Consider fold (+), which, because the arguments were curried, returns a function. Specifically, inputs to this function will be the initial accumulator followed by the list L. Earlier, in sum_list, we passed in the accumulator 0. What if we passed in something else? Such as 1? 2? \(k\)?¹ Well now we have functions that will sum the list L, and then add \(k\) to the result!

In other words, fold (+) is a function family of the “sum list” function, simply because the arguments were curried!

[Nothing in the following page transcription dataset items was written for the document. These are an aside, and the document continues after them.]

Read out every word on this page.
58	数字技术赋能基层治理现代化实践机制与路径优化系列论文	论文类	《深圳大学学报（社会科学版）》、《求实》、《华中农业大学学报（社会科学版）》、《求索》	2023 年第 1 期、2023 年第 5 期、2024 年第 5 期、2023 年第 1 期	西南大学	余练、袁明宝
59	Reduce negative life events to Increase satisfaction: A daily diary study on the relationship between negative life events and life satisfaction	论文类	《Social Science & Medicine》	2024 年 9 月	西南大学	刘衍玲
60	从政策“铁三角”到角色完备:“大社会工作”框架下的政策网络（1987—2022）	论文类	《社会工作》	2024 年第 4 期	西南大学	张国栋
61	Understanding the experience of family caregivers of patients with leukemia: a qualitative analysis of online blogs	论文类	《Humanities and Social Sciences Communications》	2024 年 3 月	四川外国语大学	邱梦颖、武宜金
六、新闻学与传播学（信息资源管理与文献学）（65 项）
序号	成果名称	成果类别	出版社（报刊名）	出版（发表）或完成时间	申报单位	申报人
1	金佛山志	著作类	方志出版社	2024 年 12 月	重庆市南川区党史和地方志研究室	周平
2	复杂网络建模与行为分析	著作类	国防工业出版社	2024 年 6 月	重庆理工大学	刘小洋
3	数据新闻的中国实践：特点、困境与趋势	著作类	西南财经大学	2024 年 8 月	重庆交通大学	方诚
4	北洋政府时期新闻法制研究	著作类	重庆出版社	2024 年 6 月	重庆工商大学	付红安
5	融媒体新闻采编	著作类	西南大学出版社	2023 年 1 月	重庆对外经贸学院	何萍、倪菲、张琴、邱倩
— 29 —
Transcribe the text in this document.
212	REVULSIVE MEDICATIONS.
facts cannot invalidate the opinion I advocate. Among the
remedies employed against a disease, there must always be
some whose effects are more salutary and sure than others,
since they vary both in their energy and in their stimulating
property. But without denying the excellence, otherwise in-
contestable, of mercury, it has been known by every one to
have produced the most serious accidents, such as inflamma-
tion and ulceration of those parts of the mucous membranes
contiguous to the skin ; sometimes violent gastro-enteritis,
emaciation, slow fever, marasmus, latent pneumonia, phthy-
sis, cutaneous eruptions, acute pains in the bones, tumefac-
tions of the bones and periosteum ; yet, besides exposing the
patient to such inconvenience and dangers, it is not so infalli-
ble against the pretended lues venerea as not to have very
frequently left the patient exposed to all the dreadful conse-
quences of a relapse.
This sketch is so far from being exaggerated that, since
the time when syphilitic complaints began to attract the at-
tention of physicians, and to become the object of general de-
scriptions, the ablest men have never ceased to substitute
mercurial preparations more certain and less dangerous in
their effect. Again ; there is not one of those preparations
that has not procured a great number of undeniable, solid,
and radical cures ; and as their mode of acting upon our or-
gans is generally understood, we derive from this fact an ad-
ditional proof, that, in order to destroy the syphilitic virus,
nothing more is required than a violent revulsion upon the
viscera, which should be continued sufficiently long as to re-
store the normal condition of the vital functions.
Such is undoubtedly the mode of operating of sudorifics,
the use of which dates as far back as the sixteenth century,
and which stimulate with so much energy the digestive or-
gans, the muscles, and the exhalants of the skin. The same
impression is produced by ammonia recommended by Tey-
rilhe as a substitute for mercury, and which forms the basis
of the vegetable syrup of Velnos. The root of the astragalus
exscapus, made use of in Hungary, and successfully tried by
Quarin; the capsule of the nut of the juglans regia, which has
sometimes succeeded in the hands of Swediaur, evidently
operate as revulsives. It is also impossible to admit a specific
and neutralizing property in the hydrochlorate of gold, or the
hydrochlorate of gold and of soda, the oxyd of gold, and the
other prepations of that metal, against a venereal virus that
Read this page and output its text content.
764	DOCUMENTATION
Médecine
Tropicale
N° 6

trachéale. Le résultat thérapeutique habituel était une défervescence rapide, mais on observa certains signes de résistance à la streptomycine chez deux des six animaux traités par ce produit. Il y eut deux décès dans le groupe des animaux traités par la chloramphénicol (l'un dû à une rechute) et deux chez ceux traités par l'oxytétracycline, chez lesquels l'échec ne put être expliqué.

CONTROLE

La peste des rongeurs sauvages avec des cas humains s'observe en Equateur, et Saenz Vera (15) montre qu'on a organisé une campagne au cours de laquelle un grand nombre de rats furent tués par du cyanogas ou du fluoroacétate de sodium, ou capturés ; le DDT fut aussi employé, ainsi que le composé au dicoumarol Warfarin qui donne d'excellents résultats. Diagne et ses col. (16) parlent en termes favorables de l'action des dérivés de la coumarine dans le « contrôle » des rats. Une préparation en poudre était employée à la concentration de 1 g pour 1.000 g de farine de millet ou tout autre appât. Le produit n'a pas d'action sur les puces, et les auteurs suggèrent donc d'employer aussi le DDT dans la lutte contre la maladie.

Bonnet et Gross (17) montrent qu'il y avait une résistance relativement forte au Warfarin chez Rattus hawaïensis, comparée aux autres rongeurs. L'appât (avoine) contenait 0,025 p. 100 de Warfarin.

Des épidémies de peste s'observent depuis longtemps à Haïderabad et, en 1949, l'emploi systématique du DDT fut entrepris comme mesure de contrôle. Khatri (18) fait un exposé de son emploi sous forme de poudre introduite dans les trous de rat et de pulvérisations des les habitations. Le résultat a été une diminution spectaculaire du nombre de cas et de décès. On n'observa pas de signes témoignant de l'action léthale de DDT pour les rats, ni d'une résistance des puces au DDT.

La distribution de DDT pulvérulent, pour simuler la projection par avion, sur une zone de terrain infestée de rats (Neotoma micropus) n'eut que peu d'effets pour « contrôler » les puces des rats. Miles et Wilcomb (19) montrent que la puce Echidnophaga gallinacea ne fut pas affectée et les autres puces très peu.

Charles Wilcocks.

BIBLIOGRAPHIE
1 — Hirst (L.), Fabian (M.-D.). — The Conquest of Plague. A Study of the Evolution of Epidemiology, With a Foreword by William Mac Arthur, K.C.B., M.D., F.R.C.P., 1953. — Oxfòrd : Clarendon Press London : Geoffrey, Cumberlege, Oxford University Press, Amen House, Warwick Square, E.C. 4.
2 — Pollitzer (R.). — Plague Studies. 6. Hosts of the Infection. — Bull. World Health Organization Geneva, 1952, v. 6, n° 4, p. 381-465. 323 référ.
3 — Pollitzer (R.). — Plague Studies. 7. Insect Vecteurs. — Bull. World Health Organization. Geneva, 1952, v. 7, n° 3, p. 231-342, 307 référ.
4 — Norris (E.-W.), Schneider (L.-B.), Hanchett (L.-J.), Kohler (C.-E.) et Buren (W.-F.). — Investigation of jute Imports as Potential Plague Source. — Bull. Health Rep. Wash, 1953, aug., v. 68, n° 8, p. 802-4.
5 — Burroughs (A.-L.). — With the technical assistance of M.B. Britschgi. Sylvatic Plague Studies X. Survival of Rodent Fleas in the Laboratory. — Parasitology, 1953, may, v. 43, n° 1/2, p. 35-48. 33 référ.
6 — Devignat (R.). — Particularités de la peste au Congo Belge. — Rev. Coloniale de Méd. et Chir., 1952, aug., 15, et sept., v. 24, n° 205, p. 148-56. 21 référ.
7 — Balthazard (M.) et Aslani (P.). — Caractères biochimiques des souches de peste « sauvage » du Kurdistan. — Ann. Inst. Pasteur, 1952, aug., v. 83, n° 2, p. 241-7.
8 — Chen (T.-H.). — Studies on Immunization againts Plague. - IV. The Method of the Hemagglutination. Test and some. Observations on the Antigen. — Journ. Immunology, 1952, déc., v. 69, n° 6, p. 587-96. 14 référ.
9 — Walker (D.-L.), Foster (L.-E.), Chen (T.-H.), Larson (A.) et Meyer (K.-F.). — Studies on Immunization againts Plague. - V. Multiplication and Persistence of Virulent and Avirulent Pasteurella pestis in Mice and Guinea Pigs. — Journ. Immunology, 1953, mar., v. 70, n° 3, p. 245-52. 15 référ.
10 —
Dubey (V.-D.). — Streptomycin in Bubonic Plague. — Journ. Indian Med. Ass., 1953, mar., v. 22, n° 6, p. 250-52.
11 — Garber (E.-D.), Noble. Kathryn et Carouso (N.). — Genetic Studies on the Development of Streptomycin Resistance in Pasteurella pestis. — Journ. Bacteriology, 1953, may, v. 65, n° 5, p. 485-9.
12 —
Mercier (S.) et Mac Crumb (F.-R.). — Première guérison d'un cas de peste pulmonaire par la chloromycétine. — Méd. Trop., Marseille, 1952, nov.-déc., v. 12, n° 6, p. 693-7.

In the same way, fold (*) is a function family of the “prod list” function.

With no extra effort on our end (other than changing the syntax to become curried arguments) we’ve managed to make reusable and modular code.

Conclusion

When you think of code, you should think about function specifications that might benefit from the natural expressiveness granted by currying. The fold function above was one such exmaple, where, depending on the inputs to fold, we were able to construct different function families under the main concept of accumulation.

Given some multivariate function, \(f\), the idea of currying allows us to naturally modularize it to several different functions, \(h_1, h_2, ... h_n\) which, when applied in a sequence: \(h_n(h_{n-1}(...h_1(x)))\), returns the same function \(f\).

Yet, this idea is deeper than it seems: since we’ve essentially serialized the execution of \(f\), stopping the execution at some \(i\), \(h_n(h_{n-1}(...h_i(x)))\), creates function families that have a similar concept to the original function \(f\), but more “general”. This notion allows for us to create clever function templates and instantly increase the expressiveness of a programming language without much added syntactical complexity.